Wildfire Smoke Plume Seen from Space
CREDIT: NASA/Jeff Schmaltz
On August 18, 2011, a lightning strike in the Boundary Waters Canoe Area Wilderness region of northeastern Minnesota sparked a forest fire. On September 12, the Incident Information System reported that the Pagami Creek Fire made an unprecedented 16-mile run to the east, reaching the edge of Polly Lake. The fire became a plume-driven event and reached in excess of 60,000 acres.
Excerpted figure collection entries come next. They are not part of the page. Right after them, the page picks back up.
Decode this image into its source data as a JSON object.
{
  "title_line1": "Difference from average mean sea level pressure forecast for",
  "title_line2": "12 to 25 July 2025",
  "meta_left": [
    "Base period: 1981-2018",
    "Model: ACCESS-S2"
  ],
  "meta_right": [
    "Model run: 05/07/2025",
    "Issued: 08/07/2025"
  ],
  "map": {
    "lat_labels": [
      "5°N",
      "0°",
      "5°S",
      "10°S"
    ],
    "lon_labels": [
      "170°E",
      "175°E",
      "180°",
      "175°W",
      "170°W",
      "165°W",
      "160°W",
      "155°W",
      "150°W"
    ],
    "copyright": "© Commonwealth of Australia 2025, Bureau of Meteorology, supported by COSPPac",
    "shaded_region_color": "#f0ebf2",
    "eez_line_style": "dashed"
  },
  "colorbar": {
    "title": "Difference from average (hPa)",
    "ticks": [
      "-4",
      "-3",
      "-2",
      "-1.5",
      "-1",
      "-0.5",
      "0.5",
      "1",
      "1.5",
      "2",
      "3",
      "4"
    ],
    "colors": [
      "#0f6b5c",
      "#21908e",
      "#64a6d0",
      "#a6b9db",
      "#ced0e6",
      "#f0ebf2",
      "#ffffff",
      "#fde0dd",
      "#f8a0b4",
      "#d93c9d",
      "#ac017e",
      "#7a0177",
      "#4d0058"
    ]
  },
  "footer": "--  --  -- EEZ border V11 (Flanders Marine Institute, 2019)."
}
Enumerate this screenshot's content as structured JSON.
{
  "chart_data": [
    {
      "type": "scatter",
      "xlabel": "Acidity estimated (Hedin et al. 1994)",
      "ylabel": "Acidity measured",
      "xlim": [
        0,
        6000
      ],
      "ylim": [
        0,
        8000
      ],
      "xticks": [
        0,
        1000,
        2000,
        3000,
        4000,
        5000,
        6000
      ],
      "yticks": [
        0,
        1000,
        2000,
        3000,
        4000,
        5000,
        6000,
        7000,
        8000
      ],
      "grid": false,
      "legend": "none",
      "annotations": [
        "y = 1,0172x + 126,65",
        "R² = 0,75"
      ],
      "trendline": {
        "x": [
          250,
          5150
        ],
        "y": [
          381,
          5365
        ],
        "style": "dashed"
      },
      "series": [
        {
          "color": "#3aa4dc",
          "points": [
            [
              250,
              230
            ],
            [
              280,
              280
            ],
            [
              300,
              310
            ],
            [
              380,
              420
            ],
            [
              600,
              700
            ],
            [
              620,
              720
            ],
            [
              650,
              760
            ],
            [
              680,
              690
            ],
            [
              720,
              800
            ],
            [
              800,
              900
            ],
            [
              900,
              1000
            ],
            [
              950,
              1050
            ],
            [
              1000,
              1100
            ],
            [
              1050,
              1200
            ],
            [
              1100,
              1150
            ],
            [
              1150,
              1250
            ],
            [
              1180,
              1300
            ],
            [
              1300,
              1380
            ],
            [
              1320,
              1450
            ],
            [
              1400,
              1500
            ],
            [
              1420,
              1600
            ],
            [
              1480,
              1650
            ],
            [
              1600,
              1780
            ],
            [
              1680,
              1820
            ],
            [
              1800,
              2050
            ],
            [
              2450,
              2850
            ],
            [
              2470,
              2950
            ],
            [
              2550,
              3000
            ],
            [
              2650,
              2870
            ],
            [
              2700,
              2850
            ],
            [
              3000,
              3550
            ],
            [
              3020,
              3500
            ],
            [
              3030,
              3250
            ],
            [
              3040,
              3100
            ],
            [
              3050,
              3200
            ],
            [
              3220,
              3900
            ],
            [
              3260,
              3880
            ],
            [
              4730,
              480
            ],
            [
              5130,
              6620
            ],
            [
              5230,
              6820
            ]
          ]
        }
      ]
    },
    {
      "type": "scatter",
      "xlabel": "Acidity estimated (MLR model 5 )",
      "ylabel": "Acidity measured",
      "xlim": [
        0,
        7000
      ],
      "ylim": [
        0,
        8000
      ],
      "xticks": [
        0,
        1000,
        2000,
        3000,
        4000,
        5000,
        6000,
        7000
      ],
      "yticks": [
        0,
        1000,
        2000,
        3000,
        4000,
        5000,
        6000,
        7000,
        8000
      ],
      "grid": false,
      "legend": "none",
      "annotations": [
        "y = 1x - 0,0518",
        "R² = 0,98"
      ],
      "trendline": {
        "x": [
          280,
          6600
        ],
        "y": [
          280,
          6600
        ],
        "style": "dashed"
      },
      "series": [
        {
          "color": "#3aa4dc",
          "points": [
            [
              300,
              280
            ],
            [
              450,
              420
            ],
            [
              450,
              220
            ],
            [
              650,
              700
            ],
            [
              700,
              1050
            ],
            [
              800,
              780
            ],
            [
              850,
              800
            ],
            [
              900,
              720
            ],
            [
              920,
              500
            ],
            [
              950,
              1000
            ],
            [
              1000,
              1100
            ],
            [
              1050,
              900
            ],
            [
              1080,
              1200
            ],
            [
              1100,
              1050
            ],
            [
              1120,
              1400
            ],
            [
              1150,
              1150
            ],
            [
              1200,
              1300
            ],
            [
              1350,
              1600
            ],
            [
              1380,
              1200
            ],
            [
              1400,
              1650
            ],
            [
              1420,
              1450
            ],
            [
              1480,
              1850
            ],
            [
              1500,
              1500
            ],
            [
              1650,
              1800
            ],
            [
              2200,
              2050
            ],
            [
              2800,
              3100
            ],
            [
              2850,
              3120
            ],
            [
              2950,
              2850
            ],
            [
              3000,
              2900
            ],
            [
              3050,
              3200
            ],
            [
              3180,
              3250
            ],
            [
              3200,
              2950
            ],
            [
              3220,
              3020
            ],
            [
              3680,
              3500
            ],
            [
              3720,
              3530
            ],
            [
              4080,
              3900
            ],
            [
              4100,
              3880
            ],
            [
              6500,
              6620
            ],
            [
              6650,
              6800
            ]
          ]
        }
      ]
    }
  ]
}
These natural-color images document the rapid expansion of the fire in just a matter of hours. They also show the development of a plume above the fire. Just after noon, the cauliflower-textured plume rises well above the gray-beige smoke plume that blows toward the north-northeast. Not quite two hours later, the cloudy plume has fanned out to the east and northeast, thick enough to completely hide the land and water surfaces below.
Large fires can do more than scorch vegetation and clog the skies with smoke. They can actually create their own weather. By heating the air overhead, fires push the warmed air upward. Mixed with smoke, the air rises high enough for its water vapor to condense and form clouds. If the air rises fast enough, the water vapor forms ice crystals that charge the cloud with electricity, and lightning often results. These fire-provoked thunderstorm clouds are known as pyrocumulonimbus clouds. Minnesota Public Radio reported that the plume from the Pagami Creek Fire was picked up by doppler radar.
The extreme behavior of the fire prompted evacuations in the region, the Incident Information System reported. More than 100 firefighters were battling the blaze as of September 13, 2011.